Yilmaz V., Konakoglu B., ŞERİFOĞLU YILMAZ Ç., GÜNGÖR O., GÖKALP E.

GEOCARTO INTERNATIONAL, cilt.33, sa.3, ss.310-320, 2018 (SCI-Expanded) identifier identifier

  • Yayın Türü: Makale / Tam Makale
  • Cilt numarası: 33 Sayı: 3
  • Basım Tarihi: 2018
  • Doi Numarası: 10.1080/10106049.2016.1250825
  • Dergi Adı: GEOCARTO INTERNATIONAL
  • Derginin Tarandığı İndeksler: Science Citation Index Expanded (SCI-EXPANDED), Scopus
  • Sayfa Sayıları: ss.310-320
  • Anahtar Kelimeler: Digital elevation model, point cloud, unmanned aerial vehicle, ground filtering, image classification, AIRBORNE LIDAR DATA, DEM GENERATION, ALGORITHMS, AGREEMENT, ACCURACY, AREAS, MODEL, DTM
  • Karadeniz Teknik Üniversitesi Adresli: Evet

Özet

With the advent of unmanned aerial vehicles (UAVs) for mapping applications, it is possible to generate 3D dense point clouds using stereo images. This technology, however, has some disadvantages when compared to Light Detection and Ranging (LiDAR) system. Unlike LiDAR, digital cameras mounted on UAVs are incapable of viewing beneath the canopy, which leads to sparse points on the bare earth surface.
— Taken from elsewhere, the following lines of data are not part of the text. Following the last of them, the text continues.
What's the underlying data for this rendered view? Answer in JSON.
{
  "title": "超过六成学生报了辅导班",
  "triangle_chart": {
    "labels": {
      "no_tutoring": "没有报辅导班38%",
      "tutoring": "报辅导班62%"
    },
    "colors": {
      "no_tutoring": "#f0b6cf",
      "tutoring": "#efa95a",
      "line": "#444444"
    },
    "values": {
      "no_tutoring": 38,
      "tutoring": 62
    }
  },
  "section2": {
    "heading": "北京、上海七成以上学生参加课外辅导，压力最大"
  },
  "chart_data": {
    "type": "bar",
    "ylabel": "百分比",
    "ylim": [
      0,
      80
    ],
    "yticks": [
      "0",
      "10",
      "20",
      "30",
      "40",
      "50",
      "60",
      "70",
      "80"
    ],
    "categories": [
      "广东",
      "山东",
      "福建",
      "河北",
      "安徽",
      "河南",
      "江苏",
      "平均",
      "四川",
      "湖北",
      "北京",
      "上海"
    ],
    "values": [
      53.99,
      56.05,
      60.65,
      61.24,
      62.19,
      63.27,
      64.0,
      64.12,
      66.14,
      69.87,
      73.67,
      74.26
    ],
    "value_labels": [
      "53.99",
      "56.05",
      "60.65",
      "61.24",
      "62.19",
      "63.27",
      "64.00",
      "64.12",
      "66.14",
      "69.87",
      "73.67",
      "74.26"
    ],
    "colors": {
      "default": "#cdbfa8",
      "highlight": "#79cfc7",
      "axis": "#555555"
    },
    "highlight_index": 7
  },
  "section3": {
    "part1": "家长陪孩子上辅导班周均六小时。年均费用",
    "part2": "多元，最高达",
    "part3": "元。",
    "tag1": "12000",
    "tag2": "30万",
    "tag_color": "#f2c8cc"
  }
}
In such cases, it is more challenging to remove points belonging to above-ground objects using ground filtering algorithms generated especially for LiDAR data. To tackle this problem, a methodology employing supervised image classification for filtering 3D point clouds is proposed in this study. A classified image is overlapped with the point cloud to determine the ground points to be used for digital elevation model (DEM) generation. Quantitative evaluation results showed that filtering the point cloud with this methodology has a good potential for high-resolution DEM generation.